Swasthya Slate is a Bluetooth-enabled kit that performs nine basic health checks-body temperature, blood pressure, blood sugar, blood haemoglobin, heart rate, water purity, electrocardiogram, urine protein test and urine sugar test-in a matter of minutes at a cost of just Rs 78. Operated by frontline healthcare workers-belonging to ASHA (Accredited Social Healthcare Activists) or the government-appointed auxiliary nurse midwives (SNMS)-the device is paired with an Android phone or tablet. Through a number of applications, it is able to record a patient's medical history, basic medical indicators, and offer diagnosis on the basis of information collected. These readings and recommendations are transmitted in real-time to a central cloud database that arranges for medical help or suggests basic treatment in non-emergency cases.
Being considered for all-India deployment by the National Rural Health Mission, the kit costs Rs 25,000 (minus the tablet) and will be available for approximately Rs 15,000 once it is mass-produced. The device's soon-to-be- launched second generation will add 25 new tests, including those for malaria, typhoid, and the remote analysis of medical slides with the help of a camera fitted into the eyepiece of a portable microscope.
This is a rapidly self-innovating device that learns from data analytics and adapts accordingly. The idea is to make doctors the co-designers of technology for best results," says Kanav Kahol, founder, Swasthya Slate.

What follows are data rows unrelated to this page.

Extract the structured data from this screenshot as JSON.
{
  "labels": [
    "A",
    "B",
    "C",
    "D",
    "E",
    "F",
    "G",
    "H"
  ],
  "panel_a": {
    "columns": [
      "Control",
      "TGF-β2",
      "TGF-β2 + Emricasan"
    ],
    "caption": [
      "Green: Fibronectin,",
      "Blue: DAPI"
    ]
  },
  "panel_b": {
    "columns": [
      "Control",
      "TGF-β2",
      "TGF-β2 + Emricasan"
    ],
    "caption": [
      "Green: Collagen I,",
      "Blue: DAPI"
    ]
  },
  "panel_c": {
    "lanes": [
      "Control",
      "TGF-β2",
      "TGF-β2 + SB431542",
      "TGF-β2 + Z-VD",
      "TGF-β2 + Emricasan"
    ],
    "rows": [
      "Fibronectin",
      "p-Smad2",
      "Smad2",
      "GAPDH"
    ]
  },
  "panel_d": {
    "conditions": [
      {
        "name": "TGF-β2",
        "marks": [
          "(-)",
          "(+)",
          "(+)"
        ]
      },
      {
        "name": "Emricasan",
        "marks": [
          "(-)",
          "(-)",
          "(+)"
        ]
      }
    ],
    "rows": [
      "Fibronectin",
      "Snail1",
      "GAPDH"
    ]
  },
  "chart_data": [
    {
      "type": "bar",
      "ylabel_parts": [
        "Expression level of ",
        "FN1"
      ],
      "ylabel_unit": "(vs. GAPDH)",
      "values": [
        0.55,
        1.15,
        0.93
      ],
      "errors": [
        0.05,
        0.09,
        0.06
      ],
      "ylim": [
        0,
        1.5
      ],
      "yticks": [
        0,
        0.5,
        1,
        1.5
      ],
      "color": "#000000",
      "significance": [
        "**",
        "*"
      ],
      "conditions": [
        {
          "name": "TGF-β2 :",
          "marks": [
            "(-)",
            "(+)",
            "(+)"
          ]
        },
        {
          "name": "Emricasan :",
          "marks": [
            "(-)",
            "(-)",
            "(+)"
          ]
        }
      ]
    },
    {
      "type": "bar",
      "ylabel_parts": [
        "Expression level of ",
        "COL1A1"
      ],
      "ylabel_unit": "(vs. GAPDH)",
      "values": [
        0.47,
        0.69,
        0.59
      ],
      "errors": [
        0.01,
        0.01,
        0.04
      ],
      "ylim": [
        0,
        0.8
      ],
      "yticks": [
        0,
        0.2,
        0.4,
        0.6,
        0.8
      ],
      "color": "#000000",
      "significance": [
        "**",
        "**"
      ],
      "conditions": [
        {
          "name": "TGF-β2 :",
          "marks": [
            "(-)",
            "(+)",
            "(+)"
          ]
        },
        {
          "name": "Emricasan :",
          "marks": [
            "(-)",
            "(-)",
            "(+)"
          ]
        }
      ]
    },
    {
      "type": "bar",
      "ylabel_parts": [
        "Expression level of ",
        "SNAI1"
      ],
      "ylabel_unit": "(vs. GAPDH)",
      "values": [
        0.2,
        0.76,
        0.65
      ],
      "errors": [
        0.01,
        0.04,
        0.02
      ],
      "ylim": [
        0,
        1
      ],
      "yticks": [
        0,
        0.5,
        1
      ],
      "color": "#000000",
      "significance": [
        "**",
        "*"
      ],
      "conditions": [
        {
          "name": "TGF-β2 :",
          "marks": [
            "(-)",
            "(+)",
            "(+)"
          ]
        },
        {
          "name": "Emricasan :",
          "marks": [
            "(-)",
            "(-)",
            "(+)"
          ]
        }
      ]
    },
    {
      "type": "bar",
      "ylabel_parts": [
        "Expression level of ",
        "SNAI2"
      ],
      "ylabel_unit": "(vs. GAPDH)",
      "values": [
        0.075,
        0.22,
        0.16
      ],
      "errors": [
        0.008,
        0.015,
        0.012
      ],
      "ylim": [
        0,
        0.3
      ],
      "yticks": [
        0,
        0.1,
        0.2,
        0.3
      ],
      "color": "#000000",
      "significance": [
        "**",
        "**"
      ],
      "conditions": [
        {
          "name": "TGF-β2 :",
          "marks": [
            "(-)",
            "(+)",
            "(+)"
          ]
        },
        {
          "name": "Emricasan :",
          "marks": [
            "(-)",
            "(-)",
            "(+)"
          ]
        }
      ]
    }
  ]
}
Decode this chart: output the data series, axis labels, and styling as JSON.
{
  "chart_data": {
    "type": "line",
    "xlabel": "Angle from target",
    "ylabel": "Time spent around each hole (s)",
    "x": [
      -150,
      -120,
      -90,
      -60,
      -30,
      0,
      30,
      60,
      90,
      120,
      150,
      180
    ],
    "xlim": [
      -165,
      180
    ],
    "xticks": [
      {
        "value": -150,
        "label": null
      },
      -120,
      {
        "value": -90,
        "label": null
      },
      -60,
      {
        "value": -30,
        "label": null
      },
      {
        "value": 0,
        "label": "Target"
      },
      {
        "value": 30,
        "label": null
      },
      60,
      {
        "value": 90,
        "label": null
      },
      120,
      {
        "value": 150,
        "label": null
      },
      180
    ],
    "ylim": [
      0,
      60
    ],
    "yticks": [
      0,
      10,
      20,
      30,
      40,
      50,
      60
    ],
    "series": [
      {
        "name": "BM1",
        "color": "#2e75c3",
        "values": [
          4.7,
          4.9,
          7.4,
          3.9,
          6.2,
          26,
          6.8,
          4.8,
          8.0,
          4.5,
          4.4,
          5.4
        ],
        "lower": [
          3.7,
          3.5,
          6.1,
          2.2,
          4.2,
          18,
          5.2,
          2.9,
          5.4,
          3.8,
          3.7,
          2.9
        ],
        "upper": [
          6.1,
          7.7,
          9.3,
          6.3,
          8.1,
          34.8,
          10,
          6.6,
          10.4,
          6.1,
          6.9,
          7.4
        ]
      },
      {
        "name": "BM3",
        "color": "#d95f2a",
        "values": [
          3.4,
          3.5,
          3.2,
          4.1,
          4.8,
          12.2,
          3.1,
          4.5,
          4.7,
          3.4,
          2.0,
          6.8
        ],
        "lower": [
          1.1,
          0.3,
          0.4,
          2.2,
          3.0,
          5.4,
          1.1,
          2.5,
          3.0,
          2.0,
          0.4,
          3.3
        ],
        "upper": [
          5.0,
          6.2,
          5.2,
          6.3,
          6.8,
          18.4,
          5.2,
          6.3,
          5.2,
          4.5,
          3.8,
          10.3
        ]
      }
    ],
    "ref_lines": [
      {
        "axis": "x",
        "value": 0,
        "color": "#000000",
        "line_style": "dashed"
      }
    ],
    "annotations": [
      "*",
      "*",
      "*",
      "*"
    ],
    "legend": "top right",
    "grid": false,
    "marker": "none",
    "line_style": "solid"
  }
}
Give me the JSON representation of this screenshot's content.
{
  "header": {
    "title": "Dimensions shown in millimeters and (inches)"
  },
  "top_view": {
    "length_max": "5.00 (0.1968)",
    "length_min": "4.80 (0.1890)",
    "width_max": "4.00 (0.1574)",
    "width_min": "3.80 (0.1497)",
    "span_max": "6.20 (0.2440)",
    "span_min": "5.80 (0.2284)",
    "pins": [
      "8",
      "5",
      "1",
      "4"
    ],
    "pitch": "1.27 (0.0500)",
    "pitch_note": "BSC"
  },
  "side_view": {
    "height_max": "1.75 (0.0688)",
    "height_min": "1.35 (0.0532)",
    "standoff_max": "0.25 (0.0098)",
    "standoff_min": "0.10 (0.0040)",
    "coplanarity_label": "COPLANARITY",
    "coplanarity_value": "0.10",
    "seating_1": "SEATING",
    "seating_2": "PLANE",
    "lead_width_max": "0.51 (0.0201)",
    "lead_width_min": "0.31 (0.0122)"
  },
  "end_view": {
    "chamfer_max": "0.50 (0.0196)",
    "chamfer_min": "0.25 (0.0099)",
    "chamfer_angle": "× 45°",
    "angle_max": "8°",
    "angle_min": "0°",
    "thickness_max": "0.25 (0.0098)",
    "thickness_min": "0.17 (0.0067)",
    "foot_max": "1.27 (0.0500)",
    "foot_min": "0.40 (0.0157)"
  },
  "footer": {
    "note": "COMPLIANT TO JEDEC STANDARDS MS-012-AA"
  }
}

There are 80 units being tested across the country, which will be bumped up to 5,000 by August, and PHFI's target is to have 250,000 units deployed by 2016. Of the Rs 78 cost for the primary group of tests, Rs 50 is the cost of materials used-such as sampling strips and disposable needles. The remaining amount of Rs 28 goes to the healthcare worker administering the tests, giving them a monetary incentive as well.
"Swasthya Slate shows how we are not only identifying problem areas but also offering solutions. It can change India's healthcare landscape forever," says Dr K. Srinath Reddy, the president of PHFI and World Heart Foundation.
Kanav Kahol (33), Project head, Swasthya Slate – The Delhi boy was a successful computer science researcher in the US when the public healthcare bug first bit him. After moving back to India in 2011, he would go to the Delhi interstate bus terminal and randomly take a bus to any primary healthcare center within a 200 km radius. "In India, the science stream gets bifurcated into engineering and medicine after Class X," he says."I thought, why not create technology that combines the two streams and brings basic healthcare to those who need it first in rural India?" Over time, he believes the device will be aspirational for the urban households as well.